Redwine v. Alexander

BINGAMAN, J.

The plaintiff in error commenced an action in the district court of Pittsburg county against R. D. Johnson and Ida Johnson, for *107the replevin of certain livestock valued at $500. On June 13, 1950, an order of replevin was duly issued to the sheriff of Pittsburg county. The writ was received by the sheriff on the 14th day of June, 1950, at 4 o’clock p. m., and on the 15th day of June, 1950, at 9 o’clock a. m., he served the writ on the defendants and seized possession of the personal property therein specifically described. For convenience the sheriff left the livestock in the possession of the defendants, after the levy. Following the expiration of 24 hours, no redelivery bond having been made, the plaintiffs sought to obtain delivery of the livestock. The sheriff then gave the plaintiffs an oral order to pick up the livestock, but they were unable to locate the same in the possession of defendant, Johnson. Later that same day and after the expiration of the twenty-four hour period, the sheriff took and approved a redelivery bond from the defendant, R. D. Johnson. The plaintiffs then sought to amerce the sheriff for their benefit in the amount of $500, the value of the livestock re-plevined. On hearing the trial court held the redelivery bond was of no force or effect, having been made after the expiration of the statutory time, denied the amercement and directed the sheriff to deliver the livestock to the plaintiffs on the supplying by them of suitable means of transporting the same. The plaintiffs have appealed, contending the sheriff having failed to discharge his duty is liable to them under the amercement statute for the value of the property involved.

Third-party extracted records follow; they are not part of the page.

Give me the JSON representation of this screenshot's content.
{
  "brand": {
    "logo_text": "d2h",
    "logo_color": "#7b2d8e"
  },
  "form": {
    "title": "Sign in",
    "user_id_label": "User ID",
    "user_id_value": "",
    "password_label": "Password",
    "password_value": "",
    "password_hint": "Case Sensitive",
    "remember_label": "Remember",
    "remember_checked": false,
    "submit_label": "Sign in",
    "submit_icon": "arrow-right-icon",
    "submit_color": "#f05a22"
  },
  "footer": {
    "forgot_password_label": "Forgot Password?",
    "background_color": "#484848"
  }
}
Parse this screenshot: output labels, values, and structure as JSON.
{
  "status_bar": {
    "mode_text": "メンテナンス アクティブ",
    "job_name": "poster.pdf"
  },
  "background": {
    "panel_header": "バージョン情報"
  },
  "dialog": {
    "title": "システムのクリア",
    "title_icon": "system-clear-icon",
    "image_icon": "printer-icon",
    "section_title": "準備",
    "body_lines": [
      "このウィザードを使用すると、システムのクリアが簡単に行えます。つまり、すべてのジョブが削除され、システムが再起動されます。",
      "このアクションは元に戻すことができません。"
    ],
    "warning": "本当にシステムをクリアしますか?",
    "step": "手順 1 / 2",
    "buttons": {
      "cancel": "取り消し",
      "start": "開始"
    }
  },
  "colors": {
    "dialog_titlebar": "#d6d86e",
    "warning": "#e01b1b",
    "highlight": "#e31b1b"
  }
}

The amercement is sought under the provisions of 12 O.S. 1941 §811. This section of the statute is included in the subdivision of the civil procedure laws dealing with executions. The statute specifically provided the officer shall be liable for the amercement if he “shall refuse or neglect to execute any writ of execution to him directed,” or “refuse to sell any goods and chattels, lands and tenements, or shall neglect to call an inquest and return a copy thereof forthwith”, or “shall neglect to return any writ of execution”, or “to return a just and perfect inventory of all and singular the goods and chattels by him taken in execution”, or “to pay over to the plaintiff ... all monies by him collected or received.” Obviously these are all steps in the levy, sale, return and disposition of proceeds of sale, under an execution. Quite apparently such proceedings occur after the rendition of judgment and at a time when the plaintiff’s demand is not in dispute. Such statutes are penal in character and should be strictly construed.

“An amercement is a money penalty in. the nature of a fine imposed upon an officer for some misconduct or neglect of duty. It is a statutory proceeding, and, like all other penal statutes, must be strictly construed.” Stein, Sheriff, v. Scanlan, 34 Okla. 801, 127 P. 483.
“Statutes providing for the amercement of sheriffs or constables are penal in their nature, and like all other penal statutes, are strictly construed and held to apply only to default clearly within their terms. The party who seeks to amerce a sheriff must bring himself within both the letter and the spirit of the law.” First State Bank v. Graybeal, 169 Okla. 543, 37 P. 2d 912; Riddle v. Bishop, Sheriff, 183 Okla. 55, 79 P. 2d 801.

Replevin is a statutory proceeding for the delivery of possession of property. By statute it is defined as an order for the delivery of property. 12 O. S. 1941 §1574. Clearly, it is not a writ of execution within the contemplation of section 811, supra. The replevin statute provides that the remedy to enforce delivery of the property in compliance with the order of replevin shall be by attachment. 12 O. S. 1941 §1583.

The amercement statute provides that the officer, on being amerced, shall be subrogated to the rights of the judgment creditor and shall be entitled to sue out execution and collect the judgment. 12 O. S. 1941 §818. Such subro-gation would be of no avail under the replevin statute because replevin, such as in the case at bar, is usually sought *108prior to the final judgment. The plaintiff in replevin may or may not finally recover the property in the suit.

Affirmed.

HALLEY, V.C.J., and CORN, GIBSON, DAVISON, JOHNSON, and O’NEAL, JJ., concur.